Interviewed on "Meet the Press" (NBC, WRC), Shultz did not formally acknowledge that the anti-Sandinista "secret army" is receiving covert CIA aid, despite a statement by one of his questioners that this is "an open secret."
Nonetheless, Shultz gave unusually explicit backing to the guerrillas' cause, saying "their goal is one that, given our opinion of that Sandinista government, we can hardly turn away from."
Asked if U.S. forces would intervene to "save the skins" of the guerrillas in case they suffer military reverses, Shultz replied: "Well, if they seek to leave some place and want asylum or something like that, well, they may come here."
Shultz's statement was believed to be the first by a senior U.S. official publicly suggesting the possibility that the CIA-backed forces, presently reported to number more than 10,000 and reportedly being built up by the CIA to 12,000 to 15,000, might be given asylum here if they fail to oust the Sandinista regime.
Until recently U.S. officials generally declined to comment about anti-government guerrillas in Nicaragua, citing a standard practice of not discussing intelligence matters. Since the "secret army" became the subject of a lengthy debate in the House, which voted July 28 to ban further CIA aid to the insurgency, officials have begun to speak of the guerrillas more openly, though usually still in guarded terms.
Shultz said the administration has by no means accepted the House vote as "the final verdict" on the anti-government insurgency in Nicaragua, pointing out that the Senate has not acted to cut off U.S. support of the operation and that President Reagan has not signed such legislation into law.
While taking the House vote "very seriously," Shultz said, "we're going to work hard" to see that Congress does not vote to terminate U.S. backing for the operation.
The secretary repeated the official U.S. position that the U.S. government is "not trying to" overthrow the leftist Sandinista government. A law passed last December and signed into law by Reagan forbids covert U.S. aid "for the purpose" of overthrowing that government. Shultz conceded in testimony before the Senate Foreign Relations Committee last Thursday that it "certainly is" the aim of anti-Sandinista forces to overthrow the Managua government.

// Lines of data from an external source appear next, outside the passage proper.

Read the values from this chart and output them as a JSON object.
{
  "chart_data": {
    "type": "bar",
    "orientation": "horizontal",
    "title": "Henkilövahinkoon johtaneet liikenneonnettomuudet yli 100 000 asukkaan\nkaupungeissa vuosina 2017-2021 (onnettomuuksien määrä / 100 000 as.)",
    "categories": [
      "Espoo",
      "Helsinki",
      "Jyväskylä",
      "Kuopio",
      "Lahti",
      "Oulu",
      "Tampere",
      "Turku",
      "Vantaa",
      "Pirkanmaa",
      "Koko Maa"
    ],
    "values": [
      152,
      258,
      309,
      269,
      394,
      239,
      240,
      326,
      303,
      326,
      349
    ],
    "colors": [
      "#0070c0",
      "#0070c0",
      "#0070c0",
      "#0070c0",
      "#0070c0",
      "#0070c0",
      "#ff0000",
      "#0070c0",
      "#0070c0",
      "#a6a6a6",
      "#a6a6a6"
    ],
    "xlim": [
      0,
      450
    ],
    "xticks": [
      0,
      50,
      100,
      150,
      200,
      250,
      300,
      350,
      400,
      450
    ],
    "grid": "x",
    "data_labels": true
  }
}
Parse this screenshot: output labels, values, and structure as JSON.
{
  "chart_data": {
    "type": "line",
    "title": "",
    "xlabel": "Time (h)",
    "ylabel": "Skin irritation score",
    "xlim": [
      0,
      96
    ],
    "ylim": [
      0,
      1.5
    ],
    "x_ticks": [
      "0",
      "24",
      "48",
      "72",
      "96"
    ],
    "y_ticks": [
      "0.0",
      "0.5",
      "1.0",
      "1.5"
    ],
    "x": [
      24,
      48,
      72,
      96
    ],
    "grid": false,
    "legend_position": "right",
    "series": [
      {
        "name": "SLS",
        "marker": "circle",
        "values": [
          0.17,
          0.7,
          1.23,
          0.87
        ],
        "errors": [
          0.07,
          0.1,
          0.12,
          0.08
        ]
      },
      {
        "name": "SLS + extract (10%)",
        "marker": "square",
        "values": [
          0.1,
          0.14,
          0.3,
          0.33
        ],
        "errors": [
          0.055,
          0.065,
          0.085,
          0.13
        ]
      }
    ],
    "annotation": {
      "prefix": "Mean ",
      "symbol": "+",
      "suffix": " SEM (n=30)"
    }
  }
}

Asked if U.S. forces might come to the aid of the "secret army" if they get into trouble, Shultz said, "I do not foresee any armed U.S. attempt to overthrow the government of Nicaragua, absolutely none."
Shultz, asked about the incident at sea a week ago in which a U.S. naval vessel shadowed a Soviet freighter bound for Nicaragua, said it was "quite normal" to ask for identification of ship and cargo, as was done of the Soviet vessel.